On Jan. 5, the National Deer Association named Schuler its 2021 Professional Deer Manager of the Year.
“So far, New York is the only state to have had an initial outbreak of CWD and contained it without further detections,” Schuler says, “and we want to keep it that way.”
Outreach outcomes
The program has also created exhaustive resources for wildlife experts and the public. Their online fact sheets cover approximately 40 wildlife diseases and have been downloaded thousands of times. Other outreach includes social media, news articles, live webinars, and recorded videos and lectures. This information helps people understand the consequences their actions have on wildlife.
For instance, the program is investigating rodenticide poisoning, which kills rodents but can also sicken and kill animals that hunt and eat them. Hawks, owls and fishers, part of the weasel family, have become collateral damage; more than 70% examined in New York had rat poison in their systems. The program is working with partners across multiple states to see how rat poison affects other species, like bobcats; CVM is using the program’s samples to develop a new diagnostic test for wildlife.
The program is also working on strategies to engage the public about the effects of lead with Katherine McComas, Ph.D. ’00, professor of communication in the College of Agriculture and Life Sciences and vice provost for engagement and land-grant affairs. “Because there is a potential concern that fragments of lead ammunition can wind up in venison,” Schuler says, “we’re working with the DEC on a campaign to educate hunters about the potential hazards of using lead ammunition.”
The next 10 years
Sampling wild animals is challenging and time consuming, and the program has turned to mathematical models to extract more information from state wildlife agency efforts.

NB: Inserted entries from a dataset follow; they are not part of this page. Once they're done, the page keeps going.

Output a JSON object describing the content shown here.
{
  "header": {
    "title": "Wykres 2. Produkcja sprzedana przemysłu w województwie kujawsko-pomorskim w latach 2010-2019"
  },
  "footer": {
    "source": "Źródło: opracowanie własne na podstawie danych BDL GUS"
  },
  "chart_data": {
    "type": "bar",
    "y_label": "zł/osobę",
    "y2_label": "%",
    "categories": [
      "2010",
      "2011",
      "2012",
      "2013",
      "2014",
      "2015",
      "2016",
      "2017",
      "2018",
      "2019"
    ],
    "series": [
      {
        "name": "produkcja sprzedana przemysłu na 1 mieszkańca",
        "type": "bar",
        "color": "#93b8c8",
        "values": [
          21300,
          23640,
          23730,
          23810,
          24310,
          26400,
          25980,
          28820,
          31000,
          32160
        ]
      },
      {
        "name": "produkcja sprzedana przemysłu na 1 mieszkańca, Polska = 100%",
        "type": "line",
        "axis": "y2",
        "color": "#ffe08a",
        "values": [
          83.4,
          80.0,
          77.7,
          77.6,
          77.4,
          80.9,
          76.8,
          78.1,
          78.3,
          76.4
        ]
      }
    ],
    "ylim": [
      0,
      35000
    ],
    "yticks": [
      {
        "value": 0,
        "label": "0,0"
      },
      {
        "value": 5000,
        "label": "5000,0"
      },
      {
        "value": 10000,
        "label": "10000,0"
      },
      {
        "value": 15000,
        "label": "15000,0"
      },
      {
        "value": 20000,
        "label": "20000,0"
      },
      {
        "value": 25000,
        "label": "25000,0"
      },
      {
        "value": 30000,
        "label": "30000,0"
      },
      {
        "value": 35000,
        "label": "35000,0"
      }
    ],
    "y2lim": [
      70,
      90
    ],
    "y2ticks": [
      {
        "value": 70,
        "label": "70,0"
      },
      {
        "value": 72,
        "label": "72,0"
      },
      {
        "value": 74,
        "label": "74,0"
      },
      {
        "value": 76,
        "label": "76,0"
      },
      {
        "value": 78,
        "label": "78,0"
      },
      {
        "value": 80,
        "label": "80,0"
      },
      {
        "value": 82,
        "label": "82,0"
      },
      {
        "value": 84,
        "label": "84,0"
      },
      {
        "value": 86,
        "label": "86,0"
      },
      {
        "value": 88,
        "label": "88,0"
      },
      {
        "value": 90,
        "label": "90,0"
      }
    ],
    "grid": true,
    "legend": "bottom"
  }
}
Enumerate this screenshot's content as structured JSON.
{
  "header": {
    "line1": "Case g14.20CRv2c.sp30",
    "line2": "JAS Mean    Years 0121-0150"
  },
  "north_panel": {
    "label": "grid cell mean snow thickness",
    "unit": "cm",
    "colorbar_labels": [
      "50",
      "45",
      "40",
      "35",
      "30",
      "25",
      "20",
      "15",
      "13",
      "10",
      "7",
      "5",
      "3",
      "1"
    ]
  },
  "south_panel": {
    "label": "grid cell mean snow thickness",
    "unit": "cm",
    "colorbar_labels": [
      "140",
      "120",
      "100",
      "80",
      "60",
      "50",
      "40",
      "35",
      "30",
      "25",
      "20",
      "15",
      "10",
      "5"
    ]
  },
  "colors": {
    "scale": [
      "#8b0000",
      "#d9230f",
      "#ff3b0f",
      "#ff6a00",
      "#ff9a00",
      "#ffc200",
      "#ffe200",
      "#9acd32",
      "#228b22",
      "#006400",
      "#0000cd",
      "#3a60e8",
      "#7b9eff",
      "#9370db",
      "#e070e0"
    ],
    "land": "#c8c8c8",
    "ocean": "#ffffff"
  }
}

For example, testing from 30 years of Hynes’ bald eagle samples showed that about 20% of the birds die from lead poisoning after scavenging game killed with lead ammunition. Schuler hired Brenda Hanley, research associate and mathematician, who built models on how such losses would impact the bald eagle population.
“Every loss is not just the loss of one animal,” Schuler says. “It’s the loss of that animal’s future reproductive capacity, and the reproductive capacity of every offspring that animal would have had.”
Says Bunting, “Our highest priority will always be taking our information and using it to do something – prevent, detect and respond to diseases – all in support of wildlife and the people of New York state.”
This article is adapted from the original by Melanie Greaver Cordova, assistant director of communications at the College of Veterinary Medicine.